Anti-racists rallied against the Tories’ racist Nationality and Borders Bill on Thursday as the House of Lords began the latest stage in the debate.
Around 150 people chanted at parliament, banged drums and blew whistles.
Protester Harvey slammed the bill as “disgusting”. “This bill, as well as a number of other draconian ones including the police and voting bills will affect so many people,” he told Socialist Worker. “In particular the most vulnerable, like refugees.
“And they’re all designed to scapegoat minorities.”
Harvey thinks the Tories are pushing the anti-refugee rhetoric partly for “political reasons” as well as “a genuine belief and hatred for refugees”. “They’ve created a narrative of desirable and undesirable immigrants and put refugees in a different category,” he said.
“And their rhetoric is to ‘keep people safe’—and borders and banning protests is their solution.
“It’s also to appeal to the most right wing backbenchers and win over voters. But they’re creating a problem to distract from their failings like Covid or now with these parties.”

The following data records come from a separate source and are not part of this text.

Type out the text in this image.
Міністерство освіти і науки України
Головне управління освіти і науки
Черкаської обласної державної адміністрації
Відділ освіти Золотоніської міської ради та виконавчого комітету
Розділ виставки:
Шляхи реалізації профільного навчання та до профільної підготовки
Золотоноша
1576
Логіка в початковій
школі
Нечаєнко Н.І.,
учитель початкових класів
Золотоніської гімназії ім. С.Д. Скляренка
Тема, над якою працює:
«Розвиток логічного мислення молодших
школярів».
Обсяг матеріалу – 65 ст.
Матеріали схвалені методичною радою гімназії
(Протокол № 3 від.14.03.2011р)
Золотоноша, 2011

Freya and Erica are law students who also attended the protest. “This bill is the tip of the iceberg,” said Freya. “They are pushing through so many terrible policies. “And on a human level we have to be against every aspect of the borders bill. My family could potentially have their citizenships removed if it passes.”
Erica said, “These powers will open the door for more and more. How we resist will affect what comes next.”
Speakers from the Sikh Council, Muslim Association of Britain, the RMT union and Jewish Voices for Labour addressed the rally.
They pointed out how refugees are forced to leave their homes because of wars, poverty and climate change. And that it’s not people smugglers that are the problem, but a lack of legislation allowing for safe routes in Britain.
During the demonstration, police warned organisers that a complaint had been made from House the Lords about the use of the microphone.
This was met with drums and chants of, “Kill the bill,” and, “If they won’t give us justice, we won’t give them peace.”
Weyman Bennett from Stand Up to Racism told the crowd it’s “brilliant” that people are resisting.
“In Number 10 there’s a criminal—Boris Johnson partied while black people disproportionately died in the pandemic,” he said.
Weyman said that although Johnson was born in US, he won’t be deported like people who’ve been kicked out of Britain for minor offences. “We can defeat them,” he added. “An injury to one is an injury to all of us.”
He urged people to join the SUTR demonstrations in London and Glasgow on 19 March and Cardiff on 20 March. “They use racism to divide and rule,” he said. “The only way to overcome this is unity and solidarity.”